Vayamos a otro caso similar que nos pilla más cerca. En un reciente informe de la Oficina para la Protección de la Constitución alemana, se declara a la AfD como “extremista de derecha confirmada”. En un país de Constitución militante esto podría significar el primer paso para declarar inconstitucional a este partido de ultraderecha y ya empiezan a oírse voces favorables a presentar ante el Tribunal Constitucional la solicitud de su prohibición. En los medios alemanes no dejan de debatirse los pros y contras de ilegalizar a un partido que cuenta con el apoyo de más de un 20% de los votantes, elevándose a más del 30% en Alemania Oriental. (Aunque, todo sea dicho, ilegalizar a cualquier partido siempre es delicado, salvo los que apelan a la lucha armada).
La cuestión merece un análisis más detenido, pero, como nos enseña el caso rumano, no parece sensato contribuir a la fortaleza de un grupo que encuentra su éxito precisamente en su supuesta victimización por el establishment.
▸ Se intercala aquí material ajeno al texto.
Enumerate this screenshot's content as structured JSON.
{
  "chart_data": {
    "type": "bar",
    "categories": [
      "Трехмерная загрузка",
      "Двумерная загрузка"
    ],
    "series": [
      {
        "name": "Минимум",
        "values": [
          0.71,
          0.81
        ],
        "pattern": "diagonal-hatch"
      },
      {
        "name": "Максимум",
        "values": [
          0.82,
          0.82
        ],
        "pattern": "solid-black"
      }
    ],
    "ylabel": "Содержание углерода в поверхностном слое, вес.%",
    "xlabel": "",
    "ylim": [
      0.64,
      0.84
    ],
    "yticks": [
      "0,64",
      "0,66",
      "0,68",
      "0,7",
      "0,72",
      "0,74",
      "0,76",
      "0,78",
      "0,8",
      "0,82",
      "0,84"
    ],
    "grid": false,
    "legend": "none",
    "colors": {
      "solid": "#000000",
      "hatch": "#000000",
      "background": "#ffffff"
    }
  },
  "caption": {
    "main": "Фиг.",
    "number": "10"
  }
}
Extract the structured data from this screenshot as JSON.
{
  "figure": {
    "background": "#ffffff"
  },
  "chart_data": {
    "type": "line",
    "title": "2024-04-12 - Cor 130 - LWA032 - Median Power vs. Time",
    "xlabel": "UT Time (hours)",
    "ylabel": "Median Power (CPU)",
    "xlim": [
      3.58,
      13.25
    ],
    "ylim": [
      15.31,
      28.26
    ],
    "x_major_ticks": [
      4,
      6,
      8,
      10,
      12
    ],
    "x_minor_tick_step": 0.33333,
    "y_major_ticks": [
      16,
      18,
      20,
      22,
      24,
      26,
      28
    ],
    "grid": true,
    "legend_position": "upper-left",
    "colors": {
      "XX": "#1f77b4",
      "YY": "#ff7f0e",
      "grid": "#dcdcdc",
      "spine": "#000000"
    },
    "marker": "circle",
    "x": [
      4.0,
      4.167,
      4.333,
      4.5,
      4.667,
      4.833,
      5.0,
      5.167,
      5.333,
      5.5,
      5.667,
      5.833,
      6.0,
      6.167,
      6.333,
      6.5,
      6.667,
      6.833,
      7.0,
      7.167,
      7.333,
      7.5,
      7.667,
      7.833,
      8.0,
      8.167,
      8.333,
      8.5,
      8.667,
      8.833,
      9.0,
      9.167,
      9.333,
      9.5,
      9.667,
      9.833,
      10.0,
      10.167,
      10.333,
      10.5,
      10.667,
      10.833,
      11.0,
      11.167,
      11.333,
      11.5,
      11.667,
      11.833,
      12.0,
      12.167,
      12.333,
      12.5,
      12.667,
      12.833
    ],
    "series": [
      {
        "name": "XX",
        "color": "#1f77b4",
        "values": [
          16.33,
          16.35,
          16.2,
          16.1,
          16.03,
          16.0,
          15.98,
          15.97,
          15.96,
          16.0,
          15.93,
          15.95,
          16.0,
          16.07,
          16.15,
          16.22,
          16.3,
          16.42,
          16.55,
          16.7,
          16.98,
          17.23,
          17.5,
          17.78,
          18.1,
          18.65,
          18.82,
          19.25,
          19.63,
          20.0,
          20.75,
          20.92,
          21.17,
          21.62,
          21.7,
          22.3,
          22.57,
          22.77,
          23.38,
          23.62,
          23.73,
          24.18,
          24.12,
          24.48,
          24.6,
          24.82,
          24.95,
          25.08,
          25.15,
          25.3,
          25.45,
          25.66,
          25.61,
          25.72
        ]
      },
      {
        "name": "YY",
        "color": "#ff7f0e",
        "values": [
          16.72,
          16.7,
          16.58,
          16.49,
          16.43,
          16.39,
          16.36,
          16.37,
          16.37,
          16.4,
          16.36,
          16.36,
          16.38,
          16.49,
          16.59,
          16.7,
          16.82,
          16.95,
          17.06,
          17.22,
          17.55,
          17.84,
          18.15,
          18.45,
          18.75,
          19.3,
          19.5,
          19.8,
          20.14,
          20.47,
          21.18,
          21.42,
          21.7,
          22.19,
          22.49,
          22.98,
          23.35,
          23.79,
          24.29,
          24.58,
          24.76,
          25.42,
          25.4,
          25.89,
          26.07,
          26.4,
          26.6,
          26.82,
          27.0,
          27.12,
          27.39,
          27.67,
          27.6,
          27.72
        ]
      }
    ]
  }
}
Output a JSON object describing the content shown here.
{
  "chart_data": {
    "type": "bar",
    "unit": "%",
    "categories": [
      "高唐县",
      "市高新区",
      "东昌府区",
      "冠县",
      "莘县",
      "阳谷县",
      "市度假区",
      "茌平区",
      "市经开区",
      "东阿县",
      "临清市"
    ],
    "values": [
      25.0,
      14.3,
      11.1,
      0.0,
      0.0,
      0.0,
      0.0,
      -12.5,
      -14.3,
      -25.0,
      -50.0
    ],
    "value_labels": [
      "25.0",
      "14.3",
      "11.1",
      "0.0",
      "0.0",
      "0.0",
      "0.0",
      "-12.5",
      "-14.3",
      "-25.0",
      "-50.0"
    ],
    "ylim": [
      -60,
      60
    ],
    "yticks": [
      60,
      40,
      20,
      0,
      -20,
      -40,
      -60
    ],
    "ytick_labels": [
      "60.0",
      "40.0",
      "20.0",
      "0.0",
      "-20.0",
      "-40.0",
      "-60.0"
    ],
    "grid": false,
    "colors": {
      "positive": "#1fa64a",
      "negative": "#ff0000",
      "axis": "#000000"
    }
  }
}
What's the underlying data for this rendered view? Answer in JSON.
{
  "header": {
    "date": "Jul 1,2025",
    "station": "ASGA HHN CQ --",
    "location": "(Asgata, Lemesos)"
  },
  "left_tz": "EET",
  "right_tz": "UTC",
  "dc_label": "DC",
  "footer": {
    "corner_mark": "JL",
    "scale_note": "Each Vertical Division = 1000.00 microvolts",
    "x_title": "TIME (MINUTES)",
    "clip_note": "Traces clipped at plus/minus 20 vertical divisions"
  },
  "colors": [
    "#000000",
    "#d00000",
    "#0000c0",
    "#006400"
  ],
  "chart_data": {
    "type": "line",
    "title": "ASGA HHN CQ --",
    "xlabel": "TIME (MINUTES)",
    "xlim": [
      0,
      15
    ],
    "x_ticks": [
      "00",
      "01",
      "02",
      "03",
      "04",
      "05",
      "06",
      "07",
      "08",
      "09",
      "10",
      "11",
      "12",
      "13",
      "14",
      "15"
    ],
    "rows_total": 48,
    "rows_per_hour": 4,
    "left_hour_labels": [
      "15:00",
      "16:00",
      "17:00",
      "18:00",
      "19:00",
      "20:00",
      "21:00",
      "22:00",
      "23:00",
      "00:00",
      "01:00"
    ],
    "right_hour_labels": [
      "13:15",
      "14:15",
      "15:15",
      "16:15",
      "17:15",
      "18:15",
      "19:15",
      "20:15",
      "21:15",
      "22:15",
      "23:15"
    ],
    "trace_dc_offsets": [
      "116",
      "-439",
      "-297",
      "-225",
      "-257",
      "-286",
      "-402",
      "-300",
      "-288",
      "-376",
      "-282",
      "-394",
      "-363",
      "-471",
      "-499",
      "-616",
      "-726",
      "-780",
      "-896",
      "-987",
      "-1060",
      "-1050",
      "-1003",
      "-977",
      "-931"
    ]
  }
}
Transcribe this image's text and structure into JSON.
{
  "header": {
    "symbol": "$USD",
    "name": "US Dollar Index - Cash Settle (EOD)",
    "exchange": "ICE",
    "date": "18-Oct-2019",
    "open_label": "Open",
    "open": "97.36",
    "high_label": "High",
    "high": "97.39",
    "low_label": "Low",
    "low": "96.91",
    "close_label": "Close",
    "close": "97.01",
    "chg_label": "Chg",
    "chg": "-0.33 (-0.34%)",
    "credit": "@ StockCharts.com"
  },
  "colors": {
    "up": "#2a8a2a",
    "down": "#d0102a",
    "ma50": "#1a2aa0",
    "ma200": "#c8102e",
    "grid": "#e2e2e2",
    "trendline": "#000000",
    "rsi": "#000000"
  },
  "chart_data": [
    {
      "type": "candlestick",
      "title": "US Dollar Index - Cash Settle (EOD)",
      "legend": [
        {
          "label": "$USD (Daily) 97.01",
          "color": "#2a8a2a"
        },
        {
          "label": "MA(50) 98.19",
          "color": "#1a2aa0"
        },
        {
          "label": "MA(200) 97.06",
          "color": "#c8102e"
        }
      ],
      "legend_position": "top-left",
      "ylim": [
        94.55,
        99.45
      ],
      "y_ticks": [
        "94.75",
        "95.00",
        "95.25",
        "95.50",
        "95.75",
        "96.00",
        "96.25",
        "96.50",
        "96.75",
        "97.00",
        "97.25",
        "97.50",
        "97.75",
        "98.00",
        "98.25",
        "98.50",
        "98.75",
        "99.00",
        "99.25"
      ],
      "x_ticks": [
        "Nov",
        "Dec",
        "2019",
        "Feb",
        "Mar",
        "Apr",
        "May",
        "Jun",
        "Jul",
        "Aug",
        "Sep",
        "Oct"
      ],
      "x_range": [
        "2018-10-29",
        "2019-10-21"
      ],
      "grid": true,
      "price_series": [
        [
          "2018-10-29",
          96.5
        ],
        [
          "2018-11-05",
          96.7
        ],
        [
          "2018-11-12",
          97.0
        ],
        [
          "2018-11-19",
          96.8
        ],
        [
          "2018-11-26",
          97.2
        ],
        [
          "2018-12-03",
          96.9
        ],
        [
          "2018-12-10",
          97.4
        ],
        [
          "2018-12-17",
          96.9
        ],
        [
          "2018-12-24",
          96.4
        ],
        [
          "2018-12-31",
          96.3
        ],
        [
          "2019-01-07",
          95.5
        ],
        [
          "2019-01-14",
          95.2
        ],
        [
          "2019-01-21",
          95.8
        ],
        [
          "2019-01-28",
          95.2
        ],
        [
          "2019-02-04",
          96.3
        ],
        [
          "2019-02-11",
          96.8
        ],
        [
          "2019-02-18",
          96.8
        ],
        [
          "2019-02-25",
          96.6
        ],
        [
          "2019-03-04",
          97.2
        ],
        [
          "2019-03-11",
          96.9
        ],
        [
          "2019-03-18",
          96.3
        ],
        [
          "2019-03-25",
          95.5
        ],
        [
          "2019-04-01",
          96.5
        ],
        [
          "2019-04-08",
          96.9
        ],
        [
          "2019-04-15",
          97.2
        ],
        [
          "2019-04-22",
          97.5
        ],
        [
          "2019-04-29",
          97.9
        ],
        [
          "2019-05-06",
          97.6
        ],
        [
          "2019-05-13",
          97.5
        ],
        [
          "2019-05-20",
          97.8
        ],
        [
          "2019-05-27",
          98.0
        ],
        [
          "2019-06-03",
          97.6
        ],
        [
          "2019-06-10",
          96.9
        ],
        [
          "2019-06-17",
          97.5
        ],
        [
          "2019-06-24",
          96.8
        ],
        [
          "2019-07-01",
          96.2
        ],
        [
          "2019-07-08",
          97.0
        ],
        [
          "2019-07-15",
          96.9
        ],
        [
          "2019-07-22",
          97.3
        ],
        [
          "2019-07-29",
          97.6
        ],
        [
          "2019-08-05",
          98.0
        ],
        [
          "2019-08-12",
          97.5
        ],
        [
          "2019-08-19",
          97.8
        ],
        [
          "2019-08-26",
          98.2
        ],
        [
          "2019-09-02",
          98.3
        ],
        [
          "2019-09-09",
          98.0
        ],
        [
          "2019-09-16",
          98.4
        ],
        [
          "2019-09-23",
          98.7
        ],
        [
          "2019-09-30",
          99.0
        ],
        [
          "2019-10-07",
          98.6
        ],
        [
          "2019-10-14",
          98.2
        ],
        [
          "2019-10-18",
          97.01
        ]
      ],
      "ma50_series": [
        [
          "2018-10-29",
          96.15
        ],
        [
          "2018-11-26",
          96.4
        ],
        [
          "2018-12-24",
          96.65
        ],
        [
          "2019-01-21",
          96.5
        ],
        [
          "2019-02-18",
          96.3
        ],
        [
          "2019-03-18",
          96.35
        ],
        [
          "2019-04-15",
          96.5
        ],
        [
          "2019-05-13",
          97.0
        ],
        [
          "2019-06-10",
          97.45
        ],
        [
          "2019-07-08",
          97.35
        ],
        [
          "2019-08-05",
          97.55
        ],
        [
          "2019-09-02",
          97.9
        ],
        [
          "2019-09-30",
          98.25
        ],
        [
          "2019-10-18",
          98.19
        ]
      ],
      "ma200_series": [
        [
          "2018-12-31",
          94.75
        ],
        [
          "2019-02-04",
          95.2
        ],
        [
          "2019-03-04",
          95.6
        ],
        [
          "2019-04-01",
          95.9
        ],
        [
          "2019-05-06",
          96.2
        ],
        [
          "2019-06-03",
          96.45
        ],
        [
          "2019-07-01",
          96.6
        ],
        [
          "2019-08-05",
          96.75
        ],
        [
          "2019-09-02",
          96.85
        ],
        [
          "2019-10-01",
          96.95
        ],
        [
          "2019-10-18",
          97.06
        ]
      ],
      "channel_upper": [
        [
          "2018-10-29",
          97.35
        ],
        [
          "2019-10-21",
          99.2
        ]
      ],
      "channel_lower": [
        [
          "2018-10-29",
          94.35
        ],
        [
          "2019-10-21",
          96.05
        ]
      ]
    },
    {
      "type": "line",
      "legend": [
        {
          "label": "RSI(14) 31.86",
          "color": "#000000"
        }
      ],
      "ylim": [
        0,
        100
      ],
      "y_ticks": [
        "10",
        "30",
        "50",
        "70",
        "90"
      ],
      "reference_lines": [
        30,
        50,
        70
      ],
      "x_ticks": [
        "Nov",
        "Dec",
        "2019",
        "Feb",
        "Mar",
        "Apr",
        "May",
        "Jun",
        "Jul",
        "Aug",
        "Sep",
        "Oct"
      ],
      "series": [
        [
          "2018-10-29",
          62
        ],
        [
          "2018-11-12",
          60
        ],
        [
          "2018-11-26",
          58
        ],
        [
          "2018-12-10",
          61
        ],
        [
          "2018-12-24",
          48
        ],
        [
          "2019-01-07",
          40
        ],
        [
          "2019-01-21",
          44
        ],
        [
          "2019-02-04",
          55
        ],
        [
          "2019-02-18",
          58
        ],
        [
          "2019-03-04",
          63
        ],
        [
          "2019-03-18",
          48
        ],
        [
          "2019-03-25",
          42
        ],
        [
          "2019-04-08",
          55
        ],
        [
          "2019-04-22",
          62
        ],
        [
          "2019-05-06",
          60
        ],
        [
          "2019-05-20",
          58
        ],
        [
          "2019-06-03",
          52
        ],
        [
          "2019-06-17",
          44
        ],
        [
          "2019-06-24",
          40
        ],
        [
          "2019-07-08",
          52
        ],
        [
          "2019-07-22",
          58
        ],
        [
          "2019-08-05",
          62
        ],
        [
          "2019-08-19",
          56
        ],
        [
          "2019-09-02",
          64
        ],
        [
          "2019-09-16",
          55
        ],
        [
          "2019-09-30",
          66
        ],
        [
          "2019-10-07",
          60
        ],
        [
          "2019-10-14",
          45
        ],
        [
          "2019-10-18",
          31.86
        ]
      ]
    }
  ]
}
Excepto cuando se producen claras vulneraciones de las normas, lo imperativo es no imponer límites a la libre constitución de la voluntad popular. Otra cosa ya es si cualquiera de estos grupos accede al poder y, como en el precedente nazi, empiezan a desmantelar la democracia. Como estamos viendo por las embestidas de Trump, la tarea de afirmar los principios del Estado de derecho no está garantizada, pero no hay alternativa. O sí, un cambio de actitud de los partidos sistémicos para recuperar la credibilidad en la política o gobiernos que sean capaces de atajar las causas que conducen a muchos votantes a votar por los ultras. El desastre de Weimar fue posible por la polarización extrema, la desaparición del centro político y, no lo olvidemos, porque muchos sectores del pueblo y no pocos grupos políticos no eran verdaderos demócratas. Toda sociedad que se asoma a este abismo acaba siendo devorada por él.